Crude Supply Build Could Be Last One for a While

10/17/2019 11:38 am EST


Phil Flynn

Senior Energy Analyst, The PRICE Futures Group

While the recently announced crude oil build is moderately bearish, there is evidence it will be the last build for some time, reports Phil Flynn.

The American Petroleum Institute (API) more than lived up to the whisper number on crude oil by reporting a massive 10.451-million-barrel increase in crude oil supply. Yet as impressive as the number night seem, it appears that it was mostly priced in causing only modest selling after its release. It is perhaps because the oil trade realizes that this build may be the last one we see for quite a while.

The refinery maintenance season has more than likely bottomed out and runs will start picking up, demanding more crude. This will come as U.S. crude imports will plummet due in part to OPEC production cuts in the aftermath of the attacks on the Saud oil facilities. OPEC output fell by 1.3 million barrels-per-day (BPD), which was a 13% drop for the month of September. Those lost barrels might have found their way to U.S. shores and are going to be missing just when they normally would show up.

Those lost barrels might also mean that U.S. oil exports could soar. The demand for lighter barrels should keep the U.S. barrels moving even with higher tanker rates. At the same time, higher tanker rates may cause U.S. refiners to use more U.S. oil, leading to further drains on inventories. These draws should overwhelm the expected releases from the Strategic Petroleum Reserve. Crude oil draws may become substantial as we get into November when refiners are back to full capacity.

And in Houston we still have a problem. The problem of distillates. The API reported another 2.862 million-barrel drop in supply. The demand for ultra-low sulfur diesel is exploding and due to the International Maritime Organization (IMO) rules that go into effect on Jan. 1, there is a scramble for supply. Refiners are going to have to ramp up quickly to avoid spot shortages and offset the potential of a major diesel price spike. 

 The API also reported a modest drop in gasoline supply. Gasoline will be well supplied.

And regardless of what you might think, this market still has significant geopolitical risk. Reuters reported that the United States carried out a cyberattack on Iran after the September bombing of Saudi oil facilities. The report, along with the recent missile attack on an Iranian tanker, means that it is likely we are going to see another attack on something related to oil soon. It might be a tanker or a refinery, but make no mistake, it is coming. Iran has already said they know who carried out the missile attack and that they will retaliate.

The Saudi’s might be better prepared this time.

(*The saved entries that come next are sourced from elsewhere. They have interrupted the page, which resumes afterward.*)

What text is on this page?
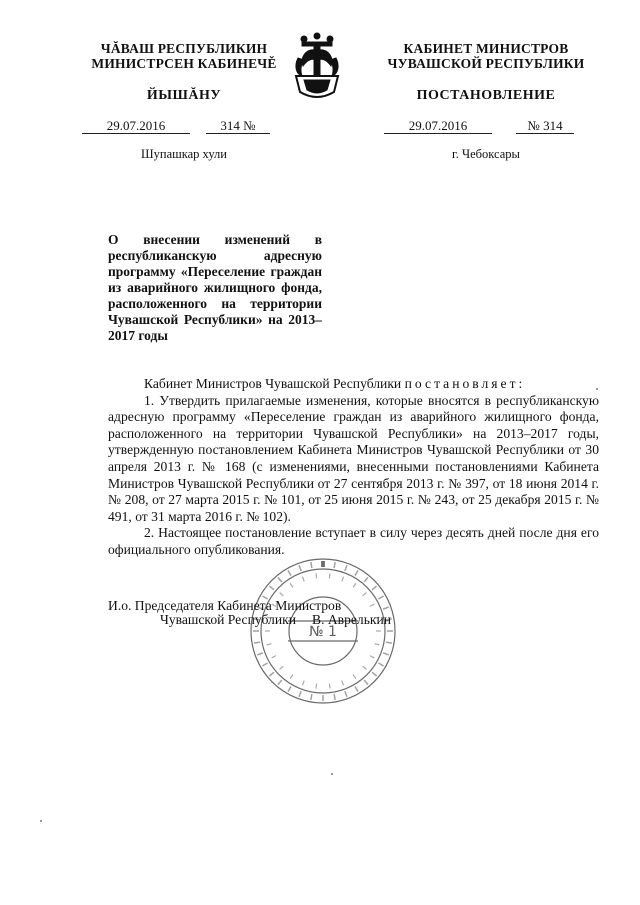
ЧĂВАШ РЕСПУБЛИКИН
МИНИСТРСЕН КАБИНЕЧĚ
ЙЫШĂНУ
КАБИНЕТ МИНИСТРОВ
ЧУВАШСКОЙ РЕСПУБЛИКИ
ПОСТАНОВЛЕНИЕ
29.07.2016	314 №
Шупашкар хули
29.07.2016	№ 314
г. Чебоксары
О внесении изменений в республиканскую адресную программу «Переселение граждан из аварийного жилищного фонда, расположенного на территории Чувашской Республики» на 2013–2017 годы

Кабинет Министров Чувашской Республики постановляет:

1. Утвердить прилагаемые изменения, которые вносятся в республиканскую адресную программу «Переселение граждан из аварийного жилищного фонда, расположенного на территории Чувашской Республики» на 2013–2017 годы, утвержденную постановлением Кабинета Министров Чувашской Республики от 30 апреля 2013 г. № 168 (с изменениями, внесенными постановлениями Кабинета Министров Чувашской Республики от 27 сентября 2013 г. № 397, от 18 июня 2014 г. № 208, от 27 марта 2015 г. № 101, от 25 июня 2015 г. № 243, от 25 декабря 2015 г. № 491, от 31 марта 2016 г. № 102).

2. Настоящее постановление вступает в силу через десять дней после дня его официального опубликования.

№ 1
И.о. Председателя Кабинета Министров
Чувашской Республики В. Аврелькин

The Wall Street Journal, in an exclusive, reported that, “The U.S. and Saudi Arabia have stepped up efforts to protect the kingdom’s oil production, holding talks on connecting Saudi missile defenses to U.S. systems and investigating new anti-drone technologies, after an attack last month knocked out half of the country’s crude production." 
The U.S. military is deploying an additional 2,000 troops, two squadrons of jet fighters, three new antimissile systems and other equipment to Saudi Arabia to better prepare the kingdom to counter Iran. A series of incidents, including an alleged rocket attack on an Iranian tanker on Friday, have raised tensions in the region and prompted the oil industry to look at new security measures. Tehran has blamed a foreign government for the incident, which took place 60 miles from the Saudi port of Jeddah.”

Natural gas dipped as the cold weather forecast looked just a little less cold. Still your kids are going to need a coat on Halloween. Yet with the natural gas price falling, could your electricity bill disappear? Well maybe.

On an exclusive interview on Varney and Company on the Fox Business Network, US Energy Secretary Rick Perry said, "Americans are seeing cheaper electricity bills thanks to the big bet on liquefied natural gas (LNG)." Perry said that, “The U.S. currently brings roughly seven billion cubic feet of LNG to the market every day and the opening of a new facility in Louisiana will supply an additional three billion cubic feet.” “We’re driving down the cost of electricity in most places in America,” he said. “[With the exception of] some places like New York that forbid natural gas pipelines from being built across their state." The U.S. currently brings roughly seven billion cubic feet of LNG. As I have said before, the most important fuel of the century will be LNG. You can see the interview on the Fox Business Network website.